Now go to the command line and install lvm2. i.e. execute sudo apt-get install lvm2. In the ubuntu live CD, lvm2 is not a part of the default install. Hence you need to install it. On others, it might be included. Use the package manager as provided by your live CD to install lvm2. Don’t worry, all the changes are happening in RAM, so there is no way you will write to the encrypted HDD or mess with the partition schemes. Now you should run a command known as vgs. This command will read information about the volume groups and provide you with the needed information like volume group name (quite important to remember/write down). You should also run a sudo vgscan if needed which will scan the HDD for LVM encrypted volumes and rebuild the caches. Now run lvs to report the information about the logical volumes if needed (i.e. if vgscan does not show proper information). Also do a modprobe dm-mod if the device manager module is not loaded in the kernel. For the live CD I was using, I had to it. Now that you have got the group name, change the attributes of the volume to allow changes and modifications. Use the command: sudo vgchange -ay <volume group name>.

If you reached here, the rest is a piece of cake. Mount the volume now and make the changes. But before mounting, you need to decrypt it. Use the following command. Please make sure you are using the proper mount point (look into the kernel logs dmesg if you need information on what block device is the volume pointing to).

sudo cryptsetup luksOpen /dev/<sda1> <any_name_for_recognition>

It will now ask for the password. And of course you have one since you are able to login. If not, you will have to get the keys from the root volume. That is a thing for another article!
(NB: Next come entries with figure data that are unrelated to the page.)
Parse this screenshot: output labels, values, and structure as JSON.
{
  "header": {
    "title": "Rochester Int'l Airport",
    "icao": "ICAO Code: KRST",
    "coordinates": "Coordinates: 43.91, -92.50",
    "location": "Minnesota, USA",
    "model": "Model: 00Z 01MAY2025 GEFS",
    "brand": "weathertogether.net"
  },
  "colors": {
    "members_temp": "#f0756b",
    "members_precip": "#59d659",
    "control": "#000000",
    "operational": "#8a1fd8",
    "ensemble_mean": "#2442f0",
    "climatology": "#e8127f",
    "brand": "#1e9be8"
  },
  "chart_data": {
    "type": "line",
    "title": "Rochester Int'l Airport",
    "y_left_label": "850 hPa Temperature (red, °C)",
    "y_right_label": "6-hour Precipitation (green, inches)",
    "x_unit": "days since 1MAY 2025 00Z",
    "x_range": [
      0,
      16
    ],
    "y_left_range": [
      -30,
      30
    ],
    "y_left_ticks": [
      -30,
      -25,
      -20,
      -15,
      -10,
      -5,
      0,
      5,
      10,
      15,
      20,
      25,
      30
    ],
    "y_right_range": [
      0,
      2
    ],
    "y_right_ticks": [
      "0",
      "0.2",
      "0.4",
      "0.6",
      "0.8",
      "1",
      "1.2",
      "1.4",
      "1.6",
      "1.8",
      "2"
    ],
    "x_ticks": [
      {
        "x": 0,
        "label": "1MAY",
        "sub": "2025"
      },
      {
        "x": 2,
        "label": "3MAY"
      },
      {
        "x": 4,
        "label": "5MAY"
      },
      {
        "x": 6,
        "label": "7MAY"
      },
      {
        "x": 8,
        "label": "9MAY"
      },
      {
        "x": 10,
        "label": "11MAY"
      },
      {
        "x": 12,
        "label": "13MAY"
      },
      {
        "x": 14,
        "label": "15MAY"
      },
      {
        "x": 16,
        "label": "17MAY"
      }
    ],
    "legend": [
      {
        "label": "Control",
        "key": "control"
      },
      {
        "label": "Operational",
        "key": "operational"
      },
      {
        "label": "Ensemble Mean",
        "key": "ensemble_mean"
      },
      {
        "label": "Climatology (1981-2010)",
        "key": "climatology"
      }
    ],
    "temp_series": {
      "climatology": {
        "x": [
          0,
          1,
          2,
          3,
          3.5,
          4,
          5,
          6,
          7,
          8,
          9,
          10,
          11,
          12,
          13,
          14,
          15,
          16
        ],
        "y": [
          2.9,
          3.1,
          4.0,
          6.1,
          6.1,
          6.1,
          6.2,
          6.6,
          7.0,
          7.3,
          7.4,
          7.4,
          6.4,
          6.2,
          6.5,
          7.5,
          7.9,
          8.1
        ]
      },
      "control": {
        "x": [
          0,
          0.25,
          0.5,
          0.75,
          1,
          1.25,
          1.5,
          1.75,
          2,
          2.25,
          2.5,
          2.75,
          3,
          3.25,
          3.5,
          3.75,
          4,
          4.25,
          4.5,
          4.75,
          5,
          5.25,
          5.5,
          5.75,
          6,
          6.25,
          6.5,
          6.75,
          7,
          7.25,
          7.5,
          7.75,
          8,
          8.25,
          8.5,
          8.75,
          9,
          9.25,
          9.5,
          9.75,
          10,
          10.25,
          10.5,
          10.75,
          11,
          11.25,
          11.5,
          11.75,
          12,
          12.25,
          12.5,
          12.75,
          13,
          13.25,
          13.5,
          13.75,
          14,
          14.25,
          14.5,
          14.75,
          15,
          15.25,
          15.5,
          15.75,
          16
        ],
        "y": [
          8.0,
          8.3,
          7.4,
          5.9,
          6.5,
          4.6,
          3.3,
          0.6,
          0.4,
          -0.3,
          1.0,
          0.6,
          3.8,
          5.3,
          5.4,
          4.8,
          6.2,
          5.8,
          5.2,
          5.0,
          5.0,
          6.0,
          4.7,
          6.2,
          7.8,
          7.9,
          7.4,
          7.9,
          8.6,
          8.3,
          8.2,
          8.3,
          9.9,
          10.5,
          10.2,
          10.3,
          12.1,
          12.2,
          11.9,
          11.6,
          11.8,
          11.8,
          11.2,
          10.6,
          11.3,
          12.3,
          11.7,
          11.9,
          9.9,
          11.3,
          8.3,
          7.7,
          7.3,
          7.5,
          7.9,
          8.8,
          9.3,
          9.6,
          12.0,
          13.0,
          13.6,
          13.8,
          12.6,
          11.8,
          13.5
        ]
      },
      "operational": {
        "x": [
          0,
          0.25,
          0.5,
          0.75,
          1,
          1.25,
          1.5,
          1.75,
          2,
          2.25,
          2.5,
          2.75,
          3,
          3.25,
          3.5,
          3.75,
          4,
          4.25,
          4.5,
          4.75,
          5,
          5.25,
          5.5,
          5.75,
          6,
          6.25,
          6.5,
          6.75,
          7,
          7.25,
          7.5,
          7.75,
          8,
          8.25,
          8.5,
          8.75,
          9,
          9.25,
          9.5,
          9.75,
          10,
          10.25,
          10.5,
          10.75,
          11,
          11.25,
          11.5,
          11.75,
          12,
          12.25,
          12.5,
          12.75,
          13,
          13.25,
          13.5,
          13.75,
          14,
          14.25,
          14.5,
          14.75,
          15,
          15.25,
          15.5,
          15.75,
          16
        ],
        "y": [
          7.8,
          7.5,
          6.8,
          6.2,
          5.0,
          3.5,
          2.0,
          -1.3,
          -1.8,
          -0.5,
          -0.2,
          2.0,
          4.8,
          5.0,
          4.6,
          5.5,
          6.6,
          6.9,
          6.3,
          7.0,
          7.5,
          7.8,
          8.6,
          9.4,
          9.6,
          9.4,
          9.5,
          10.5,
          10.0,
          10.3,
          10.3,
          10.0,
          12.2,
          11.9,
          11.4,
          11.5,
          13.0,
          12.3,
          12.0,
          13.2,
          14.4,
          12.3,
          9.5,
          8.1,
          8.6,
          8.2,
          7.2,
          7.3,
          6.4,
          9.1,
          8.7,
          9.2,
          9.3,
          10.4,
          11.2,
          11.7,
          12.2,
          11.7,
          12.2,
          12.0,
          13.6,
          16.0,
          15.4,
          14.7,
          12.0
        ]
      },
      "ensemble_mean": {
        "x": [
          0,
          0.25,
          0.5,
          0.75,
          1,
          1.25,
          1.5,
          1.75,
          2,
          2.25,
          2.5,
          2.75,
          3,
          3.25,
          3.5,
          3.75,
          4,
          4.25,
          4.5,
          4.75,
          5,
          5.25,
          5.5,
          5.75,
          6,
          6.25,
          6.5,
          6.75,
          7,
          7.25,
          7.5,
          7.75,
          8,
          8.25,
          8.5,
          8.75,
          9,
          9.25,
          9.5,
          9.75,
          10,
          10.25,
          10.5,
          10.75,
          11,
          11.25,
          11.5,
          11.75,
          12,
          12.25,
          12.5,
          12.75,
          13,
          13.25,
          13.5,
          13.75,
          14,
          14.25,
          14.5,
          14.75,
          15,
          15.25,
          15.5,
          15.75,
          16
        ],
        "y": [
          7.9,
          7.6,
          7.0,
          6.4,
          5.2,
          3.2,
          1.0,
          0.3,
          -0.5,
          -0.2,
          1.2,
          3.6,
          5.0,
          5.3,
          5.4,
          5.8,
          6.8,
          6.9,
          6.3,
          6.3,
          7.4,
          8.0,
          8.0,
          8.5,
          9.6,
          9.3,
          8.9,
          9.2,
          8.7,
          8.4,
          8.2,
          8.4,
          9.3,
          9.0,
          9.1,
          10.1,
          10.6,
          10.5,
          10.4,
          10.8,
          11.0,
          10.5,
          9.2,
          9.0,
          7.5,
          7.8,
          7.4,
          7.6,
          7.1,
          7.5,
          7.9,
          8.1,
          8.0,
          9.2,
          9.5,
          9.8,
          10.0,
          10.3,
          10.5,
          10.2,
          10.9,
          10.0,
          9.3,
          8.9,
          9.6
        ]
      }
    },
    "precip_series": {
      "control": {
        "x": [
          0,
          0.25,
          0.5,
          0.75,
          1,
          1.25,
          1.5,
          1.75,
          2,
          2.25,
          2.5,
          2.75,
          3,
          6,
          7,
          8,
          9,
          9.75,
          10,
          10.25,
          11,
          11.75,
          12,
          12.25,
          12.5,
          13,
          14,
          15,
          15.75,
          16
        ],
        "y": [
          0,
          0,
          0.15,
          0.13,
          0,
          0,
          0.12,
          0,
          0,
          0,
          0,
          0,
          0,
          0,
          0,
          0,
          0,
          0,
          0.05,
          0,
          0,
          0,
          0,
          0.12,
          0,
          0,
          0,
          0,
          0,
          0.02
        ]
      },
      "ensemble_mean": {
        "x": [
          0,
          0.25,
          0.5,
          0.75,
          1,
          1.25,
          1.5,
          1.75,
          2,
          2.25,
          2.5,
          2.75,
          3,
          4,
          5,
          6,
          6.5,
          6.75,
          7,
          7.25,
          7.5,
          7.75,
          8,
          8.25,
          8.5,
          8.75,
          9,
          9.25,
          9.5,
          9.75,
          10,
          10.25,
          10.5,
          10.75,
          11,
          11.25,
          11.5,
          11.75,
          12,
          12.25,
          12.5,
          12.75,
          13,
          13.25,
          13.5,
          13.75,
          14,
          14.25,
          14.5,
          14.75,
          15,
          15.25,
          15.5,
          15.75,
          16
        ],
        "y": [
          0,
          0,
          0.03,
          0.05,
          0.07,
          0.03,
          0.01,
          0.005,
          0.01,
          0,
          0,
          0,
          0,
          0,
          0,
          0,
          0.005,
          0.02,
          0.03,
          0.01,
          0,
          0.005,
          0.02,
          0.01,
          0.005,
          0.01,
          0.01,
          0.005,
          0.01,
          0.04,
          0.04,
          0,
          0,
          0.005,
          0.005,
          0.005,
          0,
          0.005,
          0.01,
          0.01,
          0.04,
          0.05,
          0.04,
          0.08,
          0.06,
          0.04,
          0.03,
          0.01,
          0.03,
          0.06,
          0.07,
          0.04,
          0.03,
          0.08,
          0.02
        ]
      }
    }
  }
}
Once you give the correct password, it will show something along the lines that the volume is decrypted successfully. Now it is just a matter of mounting the volume as a normal volume.

sudo mkdir /media/<mount_point>
sudo mount /dev/mapper/<any_name_for_recognition> /media/<mount_point>

Remember that in the above command, the decrypted volume is available at /dev/mapper. If you want to know why, google for LVM and full disk encryption using Luks. There are detailed explanations available on how Full Disk Encryption (FDE) works under Linux.
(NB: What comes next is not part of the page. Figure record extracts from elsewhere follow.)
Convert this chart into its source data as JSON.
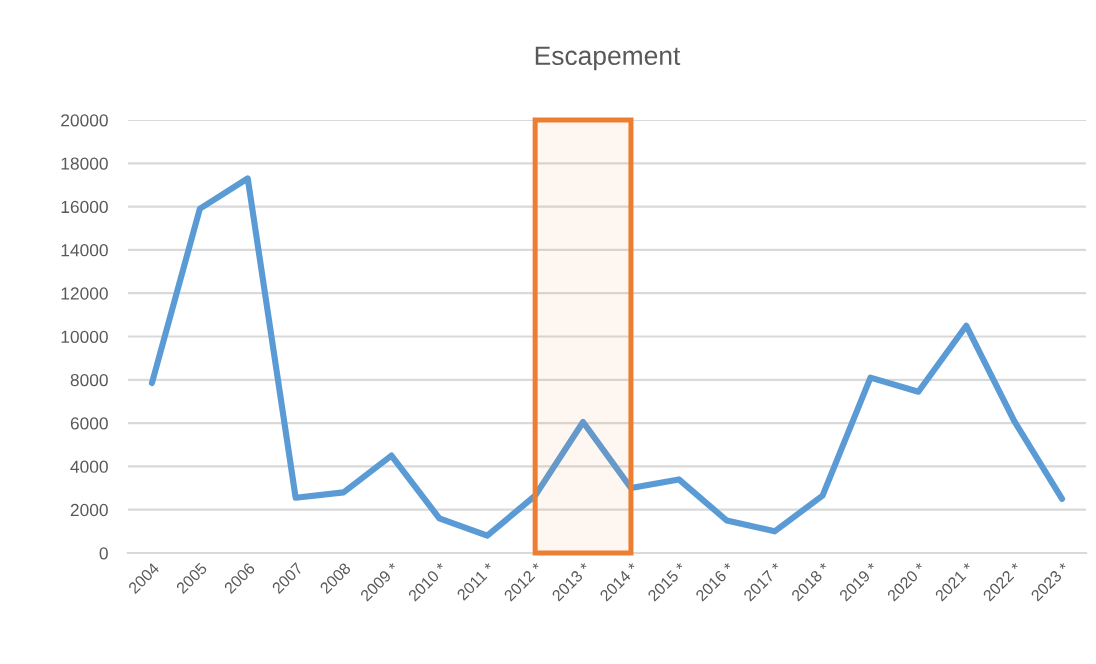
{
  "chart_data": {
    "type": "line",
    "title": "Escapement",
    "categories": [
      "2004",
      "2005",
      "2006",
      "2007",
      "2008",
      "2009 *",
      "2010 *",
      "2011 *",
      "2012 *",
      "2013 *",
      "2014 *",
      "2015 *",
      "2016 *",
      "2017 *",
      "2018 *",
      "2019 *",
      "2020 *",
      "2021 *",
      "2022 *",
      "2023 *"
    ],
    "series": [
      {
        "color": "#5b9bd5",
        "values": [
          7850,
          15900,
          17300,
          2550,
          2800,
          4500,
          1600,
          800,
          2650,
          6050,
          3000,
          3400,
          1500,
          1000,
          2650,
          8100,
          7450,
          10500,
          6100,
          2500
        ]
      }
    ],
    "ylim": [
      0,
      20000
    ],
    "yticks": [
      0,
      2000,
      4000,
      6000,
      8000,
      10000,
      12000,
      14000,
      16000,
      18000,
      20000
    ],
    "grid": "y",
    "line_style": "solid",
    "bands": [
      {
        "axis": "x",
        "from": "2012 *",
        "to": "2014 *",
        "color": "#ed7d31"
      }
    ]
  }
}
Okay, now you have achieved what you wanted to. The root account in most such cases is disabled. You can enable it and change the root password to anything you like. You can also add your normal account/user id to the local root group. That will give you local root access. Now all you need to do is flush the changes back to the encrypted HDD. For that, you unmount the device using sudo umount /media/<mount_point>. And then we close and lock the container. Use the command: sudo cryptsetup luksClose <any_name_for_recognition>.

Thats it, now shutdown the system and boot it normally. Enter your encryption password and go into the system. Open a terminal window and do su -l. It asks you for a password, enter the same one that you have given above while enabling/changing password for the root account. You should be in with root access to local system. This is much useful to fix your system instead of making calls to the admins/help and wait for them to fix stuff for you. You can also install printers and do everything that makes you more productive. On networked computers, usually the access is monitored using /etc/sudoers. It might happen that the file is being reset every now and then. So if you find a message that your normal user account cannot execute certain functions, make sure you log in as local root and change the sudoers file. Then it won’t cause any problems.

Last and not the least, if you don’t know what to do with root access, please don’t enable it. You can mess with your system. ENJOY and help people find peace and liberation!